Anyway, you'll remember my original post about the damson clafoutis which I made with the by-products of the 2010-vintage damson gin. Your canonical clafoutis is made with cherries, so I was already diverging somewhat from orthodoxy, but further divergence is possible, not to mention delicious. I have in the past made clafoutis with various kinds of leftover fruit, the one with the apricots being particularly good, but if you ditch the idea of fruit altogether then all sorts of interesting results are possible. On one occasion we had one of those Jamaican ginger cakes left over from some family do or other, so I decided to make use of the standard clafoutis batter recipe and make a sort of ginger cake-y posh bread and butter pudding. Slice the cake up into half-inch-thick slices, layer them in a dish, batter on, oven, bish bosh, sorted.

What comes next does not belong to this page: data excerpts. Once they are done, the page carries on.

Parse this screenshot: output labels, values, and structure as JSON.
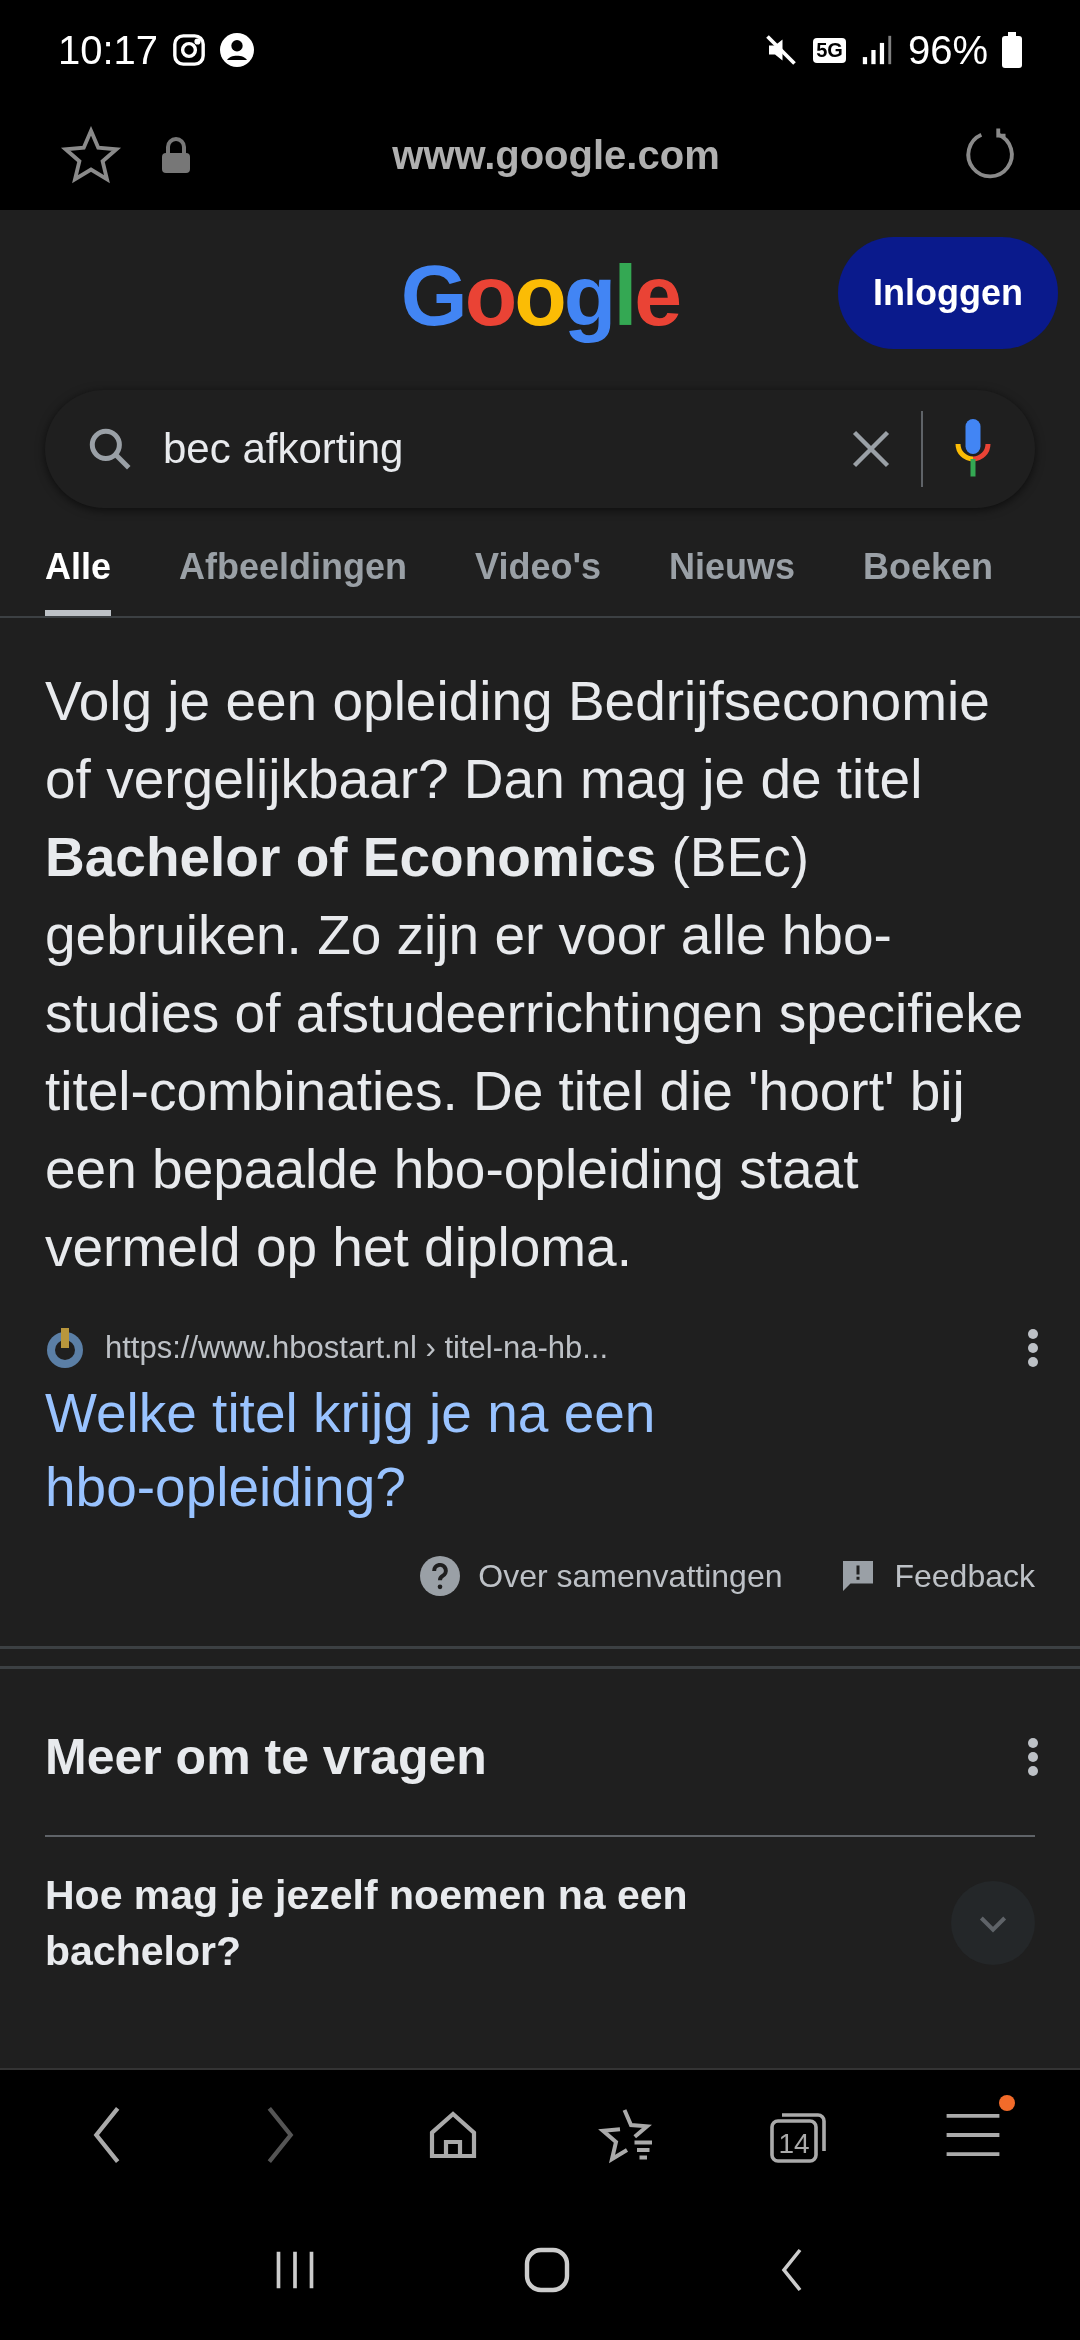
{
  "status_bar": {
    "time": "10:17",
    "network": "5G",
    "battery": "96%"
  },
  "browser": {
    "url": "www.google.com"
  },
  "header": {
    "logo": "Google",
    "sign_in": "Inloggen"
  },
  "search": {
    "value": "bec afkorting"
  },
  "tabs": [
    {
      "label": "Alle",
      "selected": true
    },
    {
      "label": "Afbeeldingen",
      "selected": false
    },
    {
      "label": "Video's",
      "selected": false
    },
    {
      "label": "Nieuws",
      "selected": false
    },
    {
      "label": "Boeken",
      "selected": false
    }
  ],
  "snippet": {
    "text": "Volg je een opleiding Bedrijfseconomie of vergelijkbaar? Dan mag je de titel **Bachelor of Economics** (BEc) gebruiken. Zo zijn er voor alle hbo-studies of afstudeerrichtingen specifieke titel-combinaties. De titel die 'hoort' bij een bepaalde hbo-opleiding staat vermeld op het diploma.",
    "source": "https://www.hbostart.nl › titel-na-hb...",
    "title": "Welke titel krijg je na een hbo-opleiding?",
    "about": "Over samenvattingen",
    "feedback": "Feedback"
  },
  "related": {
    "title": "Meer om te vragen",
    "questions": [
      {
        "text": "Hoe mag je jezelf noemen na een bachelor?",
        "expanded": false
      }
    ]
  },
  "toolbar": {
    "tab_count": "14",
    "menu_badge": true
  }
}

So when we were required to bring along a dessert to a dinner party with some friends on Saturday, I remembered the couple of packs of Aldi pains au chocolat that we'd had cluttering up the freezer for a while, and decided to batter some sense into them. I amended the recipe slightly as I needed to bulk up the quantity of batter to match the extra bulk (not to mention height) of the bread, so I've put the amended version, as closely as I can remember it, below.

  • 12 pains au chocolat
  • 80g plain flour
  • 140g caster sugar (note that I've reduced the relative amount of sugar compared with the damson recipe, for the hopefully obvious reason that damsons need more sweetening)
  • 5 eggs
  • a pinch of salt
  • 750ml of milk, i.e. not quite a pint and a half
  • a dessertspoonful of decent cocoa powder
Whisk all that lot (except the bread) together; don't worry if the resulting batter looks scarily thin and runny, it always looks like that. Cut up the pains au chocolat into slices (5 per pain worked for me) and layer them in a 20cm by 30cm deep-ish dish - a dozen pains made two layers just about exactly for me. Bake at 180-200°C for about 45 minutes until it's nice and brown on top but still a bit wobbly. Serve with some vanilla ice cream.